Burkina Faso: Sondage du Présimètre - L'Opposition conteste la note de 4,72/10 du président et estime qu'elle devrait être inférieure

Selon les conférenciers du jour, à savoir Yumanli Lompo président du PNDS et Amadou Diemdioda Dicko, 4ème vice-président de l'UPC, le ministre des Mines Oumarou Idani a joué un rôle trouble dans cette histoire de «scandale du charbon fin» qui, depuis un certain temps, défraie la chronique.

A en croire le 4ème vice-président de l'UPC, «la société IAM Gold Essakane, avec la complicité de membres du gouvernement, a tenté d'exporter frauduleusement de l'or et d'autres biens précieux estimés à plus de 335 milliards de francs CFA». Il qualifie cet acte de «vol étatique aggravé». Pour les conférenciers, «en plus de s'être constitué avocat d'IAM Gold Essakane sans convaincre personne, il aurait tenté de négocier avec la justice pour cacher certaines choses». Plus grave, poursuit M Dicko, qui cite le journal Le Reporter qui avait révélé ces soupçons, «le ministre aurait expliqué que sa démarche était faite au nom du président du Faso lui-même». A entendre l'opposition politique, le ministre a «gravement échoué dans sa mission. Donc, il doit rendre sa démission et se mettre à la disposition de la justice».

Aussi, l'opposition politique a qualifié de «très graves» les propos tenus par le ministre de la Défense burkinabè Chérif Sy dans un journal Sud-africain dans lequel «le ministre dit clairement que le G5 est inutile. Il dit également douter de la motivation de la France à lutter contre le terrorisme au Sahel». Or, explique le Cfop, le président Kaboré, président du G5 Sahel, déclarait que «c'est de concert avec les autres pays membres de l'organisation que nous pourrons vaincre le terrorisme». Pour le Cfop, ces propos sont «très graves puisqu'ils mettent à nu une grosse discorde entre lui et le président du Faso, Chef suprême des armées. Il contredit et multiplie par zéro les actions du président du Faso».
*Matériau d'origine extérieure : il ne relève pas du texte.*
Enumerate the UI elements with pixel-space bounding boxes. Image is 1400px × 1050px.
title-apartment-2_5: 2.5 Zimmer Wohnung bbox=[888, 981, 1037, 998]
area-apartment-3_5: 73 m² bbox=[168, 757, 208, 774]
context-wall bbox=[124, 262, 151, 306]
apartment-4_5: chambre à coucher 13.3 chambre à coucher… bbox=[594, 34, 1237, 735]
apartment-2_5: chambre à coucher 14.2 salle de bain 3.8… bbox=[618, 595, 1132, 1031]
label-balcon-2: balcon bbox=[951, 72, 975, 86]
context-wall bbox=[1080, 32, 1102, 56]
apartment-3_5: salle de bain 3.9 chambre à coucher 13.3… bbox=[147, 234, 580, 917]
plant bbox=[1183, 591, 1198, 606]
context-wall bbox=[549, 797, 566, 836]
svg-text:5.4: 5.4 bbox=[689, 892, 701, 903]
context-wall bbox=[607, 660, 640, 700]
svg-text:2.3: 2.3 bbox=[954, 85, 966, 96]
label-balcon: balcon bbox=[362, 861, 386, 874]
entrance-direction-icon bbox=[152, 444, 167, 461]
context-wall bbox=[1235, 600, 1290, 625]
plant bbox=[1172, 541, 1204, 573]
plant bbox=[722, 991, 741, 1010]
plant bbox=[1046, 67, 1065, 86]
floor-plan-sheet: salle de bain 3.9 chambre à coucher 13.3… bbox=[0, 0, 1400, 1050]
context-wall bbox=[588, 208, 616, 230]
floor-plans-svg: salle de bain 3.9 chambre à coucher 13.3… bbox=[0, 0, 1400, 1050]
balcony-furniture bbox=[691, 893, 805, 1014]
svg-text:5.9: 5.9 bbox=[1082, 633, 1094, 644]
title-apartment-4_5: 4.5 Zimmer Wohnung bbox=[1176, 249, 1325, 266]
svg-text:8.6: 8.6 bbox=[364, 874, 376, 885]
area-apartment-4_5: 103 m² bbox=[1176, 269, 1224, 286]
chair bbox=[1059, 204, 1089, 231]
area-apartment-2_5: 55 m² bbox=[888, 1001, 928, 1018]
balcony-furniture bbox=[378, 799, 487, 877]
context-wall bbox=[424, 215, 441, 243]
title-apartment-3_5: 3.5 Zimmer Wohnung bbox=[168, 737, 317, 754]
Et Yumanli Lompo d'ajouter que, «cette déclaration de M. Sy prouve qu'il y a une défaillance parce que, si le premier chef de l'institution muette sort de son mutisme, nous pensons que sur le plan diplomatique ce n'était pas correcte, et sur le plan sécuritaire, ce n'est pas le moment. Il faut que les africains vraiment s'asseyent et créent une armée africaine pour défendre les Africains et non compter sur les Français pour défendre les Africains». «Lorsque nous faisons appel à la France pour nous libérer, c'est que nous avons perdu notre indépendance. Si nous condamnons l'impérialisme et nous faisons encore appel à l'impérialisme pour nous protéger, c'est que nous demandons à la colonisation une nouvelle recolonisation; je pense qu'arriver à un certain moment, il faut que nous comptons sur nos propres forces, il faut que chaque Burkinabè puisse croire qu'il peut chasser et vaincre le terrorisme, mais, tant que nous n'avons pas ça à l'esprit et on continue dans le sens de la défaite, on ne le vaincra pas» a expliqué M. Lompo.

S'agissant des déplacés fuyant les attaques terroristes de Tongomayel et Arbinda dans le Soum qui sont arrivés en début juin à Ouagadougou, l'opposition politique a fait savoir qu'à défaut de leur trouver un site définitif, l'Etat doit leur trouver un cadre qui leur permettra de vivre comme chez eux, de mener des activités. «Il y a des mesures qui doivent être prises en ce moment afin que ces gens se sentent véritablement chez eux. Ils ne viennent pas à Ouagadougou pour du tourisme» a indiqué Yumali Lompo, président du PNDS qui a relevé que le Cfop avait tiré la sonnette d'alarme sur cette question de communautarisme qui se développait au Mali et qui, risquait de se transposer au Burkina comme étant une tactique des terroristes.

Suite au sondage effectué sur la gouvernance du président Kaboré dans le cadre du Présimètre où il a obtenu la note de 4,72 sur 10 soit une baisse de 0,21 point par rapport à ses résultats de décembre 2018, l'opposition a estimé que «la note du président Kaboré devrait être de loin inférieure à 4,72 car il a échoué dans tous les domaines, et cet échec cuisant a ramené le pays 40 ans en arrière». «Le peuple ne l'a pas élu pour vivre dans ces conditions pareilles. Le peuple burkinabè attend mieux du président Kaboré» a conclu M. Lompo.